Attorney General Merrick Garland appointed attorney Robert Hur to take over a Department of Justice inquiry into the handling of batches of classified documents found at President Joe Biden’s private D.C. office and Wilmington, Delaware, home.
Garland announced his decision to appoint Hur at a press conference on Thursday, one day after news broke of a second batch of classified documents found stashed in the garage and an adjoining room of Biden’s Wilmington home. The first stash consisting of 10 documents was reported earlier this week after being found by a personal attorney of the president in Biden’s office at the Penn Biden Center in Washington, D.C.
“I will conduct the assigned investigation with fair, impartial, and dispassionate judgment. I intend to follow the facts swiftly and thoroughly, without fear or favor, and will honor the trust placed in me to perform this service,” Hur said in a statement Thursday.
Garland tapped Hur on the recommendation of John Lausch, the U.S. attorney for Chicago. Lausch began a preliminary inquiry into the handling of the documents, reportedly from Biden’s time as vice president, after Garland tapped him on November 14, 12 days after 10 classified documents were found in Biden’s D.C. office on November 2.
Hur is a former federal prosecutor who has worked at the Department of Justice under Democratic and Republican administrations. He will leave his current role as partner at the law firm of Gibson, Dunn, and Crutcher where he heads groups specializing in white-collar defense and national security, according to his biography.
Hur last served in government as the U.S. attorney for the District of Maryland, a post for which he was nominated by former President Donald Trump. He received unanimous approval from the Senate. Hur served as the chief federal prosecutor for Maryland from April 2018 to February 2021 when President Joe Biden asked almost every federal prosecutor picked by Trump to resign.
Prior to serving as U.S. attorney for Maryland, Hur worked in the DOJ as then-Deputy Attorney General Rod Rosenstein’s right hand, helping Rosenstein manage the day-to-day activity of the Justice Department and acting as Rosenstein’s “point person” overseeing then-special counsel Robert Mueller’s investigation into the Russian collusion hoax of the 2016 election, Rosenstein told CNN.
Hur “was my point person and he had biweekly meetings with Mueller’s team and then briefed me on the progress of the Russian special counsel investigation,” Rosenstein said. “So he has seen that firsthand and he knows that you need not to be influenced by politics and make decisions based on fact and the law and the Department of Justice policy, and I think we can count on Rob to do that.”
From 2007 to 2014, Hur worked as an assistant U.S. attorney in Maryland when Rosenstein had the job as the state’s top federal prosecutor.

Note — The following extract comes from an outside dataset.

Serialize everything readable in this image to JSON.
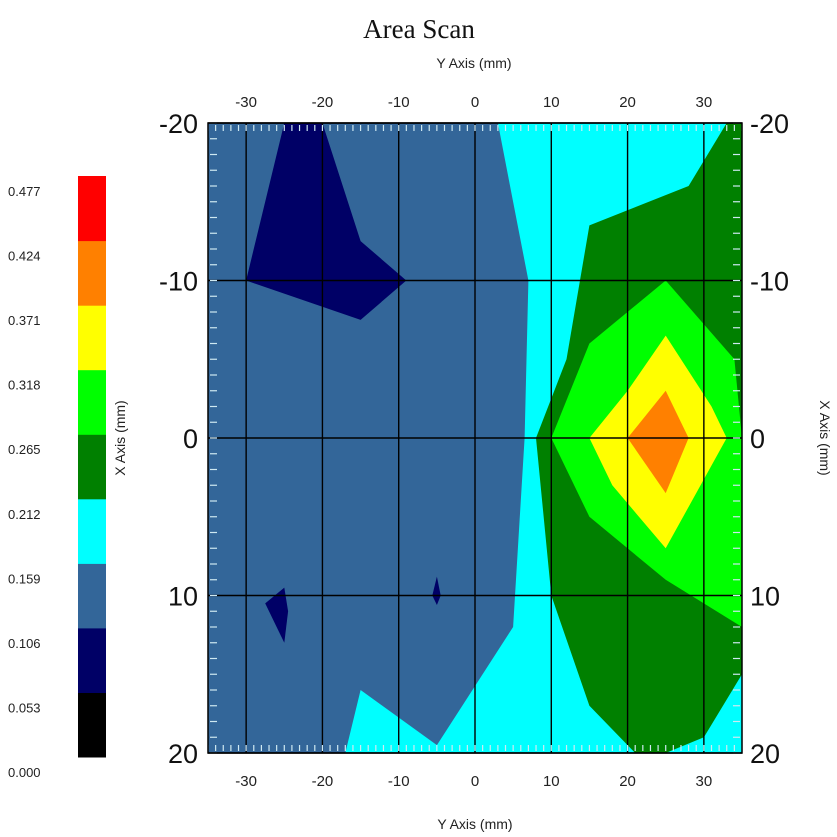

From 2003 to 2005, Hur worked at the DOJ as counsel and special assistant before serving as counsel to current FBI Director Christopher Wray, then serving as assistant attorney general in charge of the DOJ’s criminal division.
Hur attended Harvard College for undergrad before receiving a law degree from Stanford Law School in 2001. He clerked for Ninth Circuit Judge Alex Kozinski and former Supreme Court Chief Justice William Rehnquist.